The correction in the US generics business has been much stronger than our expectations. Taro revenues declined 18% q-o-q in Q1FY18F and sales from the Halol site declined 50% over the past 12 months as per IMS data. We expect revival in Halol revenues in the near term and expect approval momentum to pick up post resolution of the Halol warning letter by end FY18F. However, there is limited visibility on potential “high value” generic launches. Also, the outlook for Taro remains challenging with increasing competition, particularly in the derma space. We like the company’s attempt to build the specialty pipeline and expect specialty revenues to increase from $310m in FY17 to ~ $700m in FY20F.

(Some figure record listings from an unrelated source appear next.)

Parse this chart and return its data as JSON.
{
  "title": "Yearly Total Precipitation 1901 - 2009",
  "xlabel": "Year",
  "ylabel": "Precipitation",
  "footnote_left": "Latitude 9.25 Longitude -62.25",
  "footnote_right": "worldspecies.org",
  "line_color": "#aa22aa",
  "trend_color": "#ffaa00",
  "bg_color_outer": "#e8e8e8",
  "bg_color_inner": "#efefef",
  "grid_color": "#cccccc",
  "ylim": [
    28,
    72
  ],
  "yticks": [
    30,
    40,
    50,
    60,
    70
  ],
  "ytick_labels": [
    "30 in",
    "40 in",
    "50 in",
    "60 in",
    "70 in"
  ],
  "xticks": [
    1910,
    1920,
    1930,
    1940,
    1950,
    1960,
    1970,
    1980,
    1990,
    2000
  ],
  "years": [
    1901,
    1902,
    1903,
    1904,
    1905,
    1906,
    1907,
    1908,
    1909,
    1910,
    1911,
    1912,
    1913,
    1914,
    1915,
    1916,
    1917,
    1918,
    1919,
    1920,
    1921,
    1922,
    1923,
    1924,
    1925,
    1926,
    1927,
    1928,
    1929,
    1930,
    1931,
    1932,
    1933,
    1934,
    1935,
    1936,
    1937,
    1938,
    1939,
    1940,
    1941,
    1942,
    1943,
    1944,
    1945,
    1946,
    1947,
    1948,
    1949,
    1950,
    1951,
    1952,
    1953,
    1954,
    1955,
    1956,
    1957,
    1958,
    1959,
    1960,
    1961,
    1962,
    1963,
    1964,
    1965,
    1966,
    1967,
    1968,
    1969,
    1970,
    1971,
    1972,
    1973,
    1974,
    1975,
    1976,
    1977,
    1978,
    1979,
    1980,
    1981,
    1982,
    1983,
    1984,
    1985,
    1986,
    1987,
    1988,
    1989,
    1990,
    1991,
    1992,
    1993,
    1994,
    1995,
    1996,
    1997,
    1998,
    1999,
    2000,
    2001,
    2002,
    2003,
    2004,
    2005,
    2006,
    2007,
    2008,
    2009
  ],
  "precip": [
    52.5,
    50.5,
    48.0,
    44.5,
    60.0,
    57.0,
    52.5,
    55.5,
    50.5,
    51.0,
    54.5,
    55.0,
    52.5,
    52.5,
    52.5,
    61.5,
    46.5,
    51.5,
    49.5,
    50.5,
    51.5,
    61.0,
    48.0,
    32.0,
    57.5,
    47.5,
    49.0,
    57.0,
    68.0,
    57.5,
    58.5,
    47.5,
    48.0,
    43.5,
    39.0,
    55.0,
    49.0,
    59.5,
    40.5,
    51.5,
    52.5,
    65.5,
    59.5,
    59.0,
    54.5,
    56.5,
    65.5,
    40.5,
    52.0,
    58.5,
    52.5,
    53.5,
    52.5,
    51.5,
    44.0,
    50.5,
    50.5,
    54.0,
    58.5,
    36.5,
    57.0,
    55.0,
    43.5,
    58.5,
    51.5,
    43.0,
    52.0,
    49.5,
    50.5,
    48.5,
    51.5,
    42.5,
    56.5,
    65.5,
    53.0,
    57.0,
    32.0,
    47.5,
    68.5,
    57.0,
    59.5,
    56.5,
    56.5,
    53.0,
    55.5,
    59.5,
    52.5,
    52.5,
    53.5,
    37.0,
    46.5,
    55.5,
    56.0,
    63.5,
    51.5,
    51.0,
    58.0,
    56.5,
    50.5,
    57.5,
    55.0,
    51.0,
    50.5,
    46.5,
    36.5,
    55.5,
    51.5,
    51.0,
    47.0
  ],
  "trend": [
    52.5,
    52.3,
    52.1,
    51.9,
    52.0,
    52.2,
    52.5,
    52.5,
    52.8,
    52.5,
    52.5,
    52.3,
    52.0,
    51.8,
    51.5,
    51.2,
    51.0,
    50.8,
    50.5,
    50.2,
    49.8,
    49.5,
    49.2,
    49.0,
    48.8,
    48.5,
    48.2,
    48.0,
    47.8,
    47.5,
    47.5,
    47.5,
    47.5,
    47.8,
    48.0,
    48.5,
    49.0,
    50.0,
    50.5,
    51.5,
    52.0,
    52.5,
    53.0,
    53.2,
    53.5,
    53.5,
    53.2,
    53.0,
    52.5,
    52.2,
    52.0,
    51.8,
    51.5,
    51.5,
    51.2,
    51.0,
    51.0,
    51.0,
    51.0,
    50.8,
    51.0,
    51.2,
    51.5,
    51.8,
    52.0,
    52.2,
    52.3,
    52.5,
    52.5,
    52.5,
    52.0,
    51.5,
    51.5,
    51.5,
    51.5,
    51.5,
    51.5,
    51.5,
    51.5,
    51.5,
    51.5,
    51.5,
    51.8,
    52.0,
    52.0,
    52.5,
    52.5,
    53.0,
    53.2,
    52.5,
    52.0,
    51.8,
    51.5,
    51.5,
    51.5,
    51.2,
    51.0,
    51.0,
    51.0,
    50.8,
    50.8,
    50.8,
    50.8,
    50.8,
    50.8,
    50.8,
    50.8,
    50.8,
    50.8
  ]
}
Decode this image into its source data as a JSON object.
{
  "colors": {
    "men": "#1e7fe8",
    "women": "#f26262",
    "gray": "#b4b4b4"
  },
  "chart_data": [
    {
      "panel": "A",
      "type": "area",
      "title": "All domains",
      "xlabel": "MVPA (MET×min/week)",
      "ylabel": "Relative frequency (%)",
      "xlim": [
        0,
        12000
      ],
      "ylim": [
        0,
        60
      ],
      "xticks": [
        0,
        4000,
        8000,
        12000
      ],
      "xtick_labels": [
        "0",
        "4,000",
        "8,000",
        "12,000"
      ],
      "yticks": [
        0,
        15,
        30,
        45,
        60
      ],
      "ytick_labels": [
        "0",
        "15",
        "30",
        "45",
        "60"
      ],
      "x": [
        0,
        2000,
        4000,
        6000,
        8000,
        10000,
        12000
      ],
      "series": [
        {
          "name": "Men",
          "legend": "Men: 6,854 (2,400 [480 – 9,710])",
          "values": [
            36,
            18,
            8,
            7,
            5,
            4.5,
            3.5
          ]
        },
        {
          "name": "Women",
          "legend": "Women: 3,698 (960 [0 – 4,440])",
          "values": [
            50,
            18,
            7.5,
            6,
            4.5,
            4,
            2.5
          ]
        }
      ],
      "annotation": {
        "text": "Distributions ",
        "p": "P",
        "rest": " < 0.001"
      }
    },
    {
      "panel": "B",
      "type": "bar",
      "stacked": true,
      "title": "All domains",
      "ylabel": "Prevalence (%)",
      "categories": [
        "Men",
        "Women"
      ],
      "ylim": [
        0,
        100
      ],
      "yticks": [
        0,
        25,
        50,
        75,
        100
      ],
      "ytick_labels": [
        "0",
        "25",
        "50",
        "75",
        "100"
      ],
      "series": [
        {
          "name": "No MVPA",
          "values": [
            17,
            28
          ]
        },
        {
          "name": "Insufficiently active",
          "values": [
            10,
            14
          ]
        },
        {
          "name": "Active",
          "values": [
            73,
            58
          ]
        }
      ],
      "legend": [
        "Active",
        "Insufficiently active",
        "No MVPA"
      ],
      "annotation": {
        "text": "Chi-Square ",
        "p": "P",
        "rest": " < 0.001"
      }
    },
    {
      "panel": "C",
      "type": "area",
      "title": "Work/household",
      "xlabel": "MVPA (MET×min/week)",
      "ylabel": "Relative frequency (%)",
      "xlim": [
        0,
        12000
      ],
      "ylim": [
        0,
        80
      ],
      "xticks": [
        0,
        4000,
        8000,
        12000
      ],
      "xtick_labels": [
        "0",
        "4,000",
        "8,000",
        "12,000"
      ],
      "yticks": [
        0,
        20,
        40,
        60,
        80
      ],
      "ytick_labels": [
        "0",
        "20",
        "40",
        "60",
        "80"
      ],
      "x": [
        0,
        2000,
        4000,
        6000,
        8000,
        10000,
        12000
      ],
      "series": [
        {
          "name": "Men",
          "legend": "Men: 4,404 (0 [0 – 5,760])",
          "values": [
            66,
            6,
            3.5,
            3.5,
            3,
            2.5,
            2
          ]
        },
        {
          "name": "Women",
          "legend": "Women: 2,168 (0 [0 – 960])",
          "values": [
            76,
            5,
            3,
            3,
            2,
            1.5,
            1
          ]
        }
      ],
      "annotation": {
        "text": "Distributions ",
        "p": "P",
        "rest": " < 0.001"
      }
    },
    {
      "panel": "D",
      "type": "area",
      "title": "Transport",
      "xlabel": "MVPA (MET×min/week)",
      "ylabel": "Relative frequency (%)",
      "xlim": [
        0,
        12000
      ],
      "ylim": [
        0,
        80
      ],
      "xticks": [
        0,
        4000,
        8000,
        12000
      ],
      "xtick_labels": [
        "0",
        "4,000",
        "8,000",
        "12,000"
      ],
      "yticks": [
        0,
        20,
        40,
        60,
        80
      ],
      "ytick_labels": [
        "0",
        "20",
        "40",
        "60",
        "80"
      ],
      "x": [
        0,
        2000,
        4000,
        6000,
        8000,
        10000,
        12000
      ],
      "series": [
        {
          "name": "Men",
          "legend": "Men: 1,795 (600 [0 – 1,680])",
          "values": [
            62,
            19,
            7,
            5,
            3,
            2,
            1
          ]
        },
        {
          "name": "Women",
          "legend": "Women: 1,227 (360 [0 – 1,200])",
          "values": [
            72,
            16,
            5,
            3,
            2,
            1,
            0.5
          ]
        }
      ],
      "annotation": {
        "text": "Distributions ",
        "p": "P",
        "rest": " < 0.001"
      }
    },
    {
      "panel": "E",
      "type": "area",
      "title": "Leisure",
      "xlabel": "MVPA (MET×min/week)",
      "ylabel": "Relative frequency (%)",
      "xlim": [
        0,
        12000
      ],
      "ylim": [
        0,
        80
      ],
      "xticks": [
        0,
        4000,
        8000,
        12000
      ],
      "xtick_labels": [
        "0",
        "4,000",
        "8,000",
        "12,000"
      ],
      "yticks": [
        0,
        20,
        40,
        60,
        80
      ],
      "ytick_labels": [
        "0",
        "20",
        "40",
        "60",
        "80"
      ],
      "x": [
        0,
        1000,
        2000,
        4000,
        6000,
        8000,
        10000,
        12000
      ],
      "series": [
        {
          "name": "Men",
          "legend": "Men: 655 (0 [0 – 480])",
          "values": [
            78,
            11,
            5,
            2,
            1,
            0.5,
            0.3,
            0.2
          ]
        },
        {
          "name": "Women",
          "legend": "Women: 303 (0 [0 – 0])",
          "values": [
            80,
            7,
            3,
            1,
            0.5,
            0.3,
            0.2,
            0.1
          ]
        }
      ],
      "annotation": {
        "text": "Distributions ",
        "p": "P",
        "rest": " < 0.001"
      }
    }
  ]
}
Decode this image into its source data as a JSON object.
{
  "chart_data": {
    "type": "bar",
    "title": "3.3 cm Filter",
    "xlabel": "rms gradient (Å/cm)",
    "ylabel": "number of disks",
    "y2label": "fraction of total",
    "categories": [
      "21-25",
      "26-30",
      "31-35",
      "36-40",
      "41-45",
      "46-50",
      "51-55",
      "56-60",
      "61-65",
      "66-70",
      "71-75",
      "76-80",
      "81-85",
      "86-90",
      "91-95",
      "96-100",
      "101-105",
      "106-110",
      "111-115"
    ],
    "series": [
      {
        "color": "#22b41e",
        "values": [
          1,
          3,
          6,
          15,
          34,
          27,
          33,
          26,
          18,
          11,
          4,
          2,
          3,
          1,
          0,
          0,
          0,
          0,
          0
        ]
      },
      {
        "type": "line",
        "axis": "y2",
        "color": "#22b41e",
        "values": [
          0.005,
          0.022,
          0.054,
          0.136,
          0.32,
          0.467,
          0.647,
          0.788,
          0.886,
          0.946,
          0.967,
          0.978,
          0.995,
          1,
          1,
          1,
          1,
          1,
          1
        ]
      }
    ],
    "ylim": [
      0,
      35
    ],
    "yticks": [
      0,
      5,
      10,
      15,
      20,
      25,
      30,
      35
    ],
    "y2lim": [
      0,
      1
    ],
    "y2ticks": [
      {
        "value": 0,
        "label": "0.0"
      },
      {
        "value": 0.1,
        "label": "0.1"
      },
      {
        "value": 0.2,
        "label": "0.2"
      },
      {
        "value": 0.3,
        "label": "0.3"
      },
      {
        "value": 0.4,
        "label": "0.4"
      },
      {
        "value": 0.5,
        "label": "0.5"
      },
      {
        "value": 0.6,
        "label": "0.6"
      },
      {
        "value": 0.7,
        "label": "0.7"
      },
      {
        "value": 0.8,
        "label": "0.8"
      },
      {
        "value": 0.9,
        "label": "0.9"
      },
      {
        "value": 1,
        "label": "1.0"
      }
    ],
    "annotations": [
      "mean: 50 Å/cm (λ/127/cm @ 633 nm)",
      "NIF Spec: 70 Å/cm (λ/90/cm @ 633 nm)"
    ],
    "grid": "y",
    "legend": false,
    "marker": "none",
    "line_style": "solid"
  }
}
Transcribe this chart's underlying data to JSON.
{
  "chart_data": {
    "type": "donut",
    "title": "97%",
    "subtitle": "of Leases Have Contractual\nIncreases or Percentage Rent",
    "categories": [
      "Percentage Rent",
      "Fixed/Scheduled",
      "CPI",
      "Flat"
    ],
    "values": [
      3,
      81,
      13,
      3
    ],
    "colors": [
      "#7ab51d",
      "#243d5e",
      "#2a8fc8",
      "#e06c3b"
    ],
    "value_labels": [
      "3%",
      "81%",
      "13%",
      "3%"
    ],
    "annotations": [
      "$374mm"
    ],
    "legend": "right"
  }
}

The ramp-up in specialty revenues should help absorb overhead costs and drive up Ebitda margin from the lows of FY18F. After factoring in 550bp Ebitda margin improvement over FY18-20F, we cut our EPS for FY18F and FY19F by 65% and 32%, respectively. Lower US revenues, erosion at Taro, rupee appreciation, one-time litigation settlement in FY18F and higher investment in specialty lead to our earnings cut. We continue to value SUNP at 20x one-year-forward earnings, in line with its large-cap peers. Our target price of `479/sh is based on 20x FY19-20F average EPS of Rs 23.9/sh. The TP implies 3% downside, and we remain Neutral. We prefer Lupin (LPC IN, Buy) among large-cap pharma stocks.
Valuation: Trading at 20-30% premium on FY19F EPS
SUNP stock has not corrected post the Q1FY18 results (stock up 10% vs Nifty up 2% since 13 Aug). Sun Pharma is trading at 51x (36.2x Adj EPS) and 24.0x on our FY18F and FY19F EPS estimates, respectively. The stock is trading at 20-30% premium on FY19F estimates. We think revival in earnings is in the price.
Taro: Outlook remains challenging
Taro revenues in Q1FY18 declined $35m q-o-q. The Q1FY18 annualised revenue run rate for the US market is at ~$560m, materially lower compared to $785m recorded in FY17. The rate of new product approvals at Taro has increased over the past 18 months. But new launches had very limited impact and the erosion in the base business due to competition is a far more dominating factor.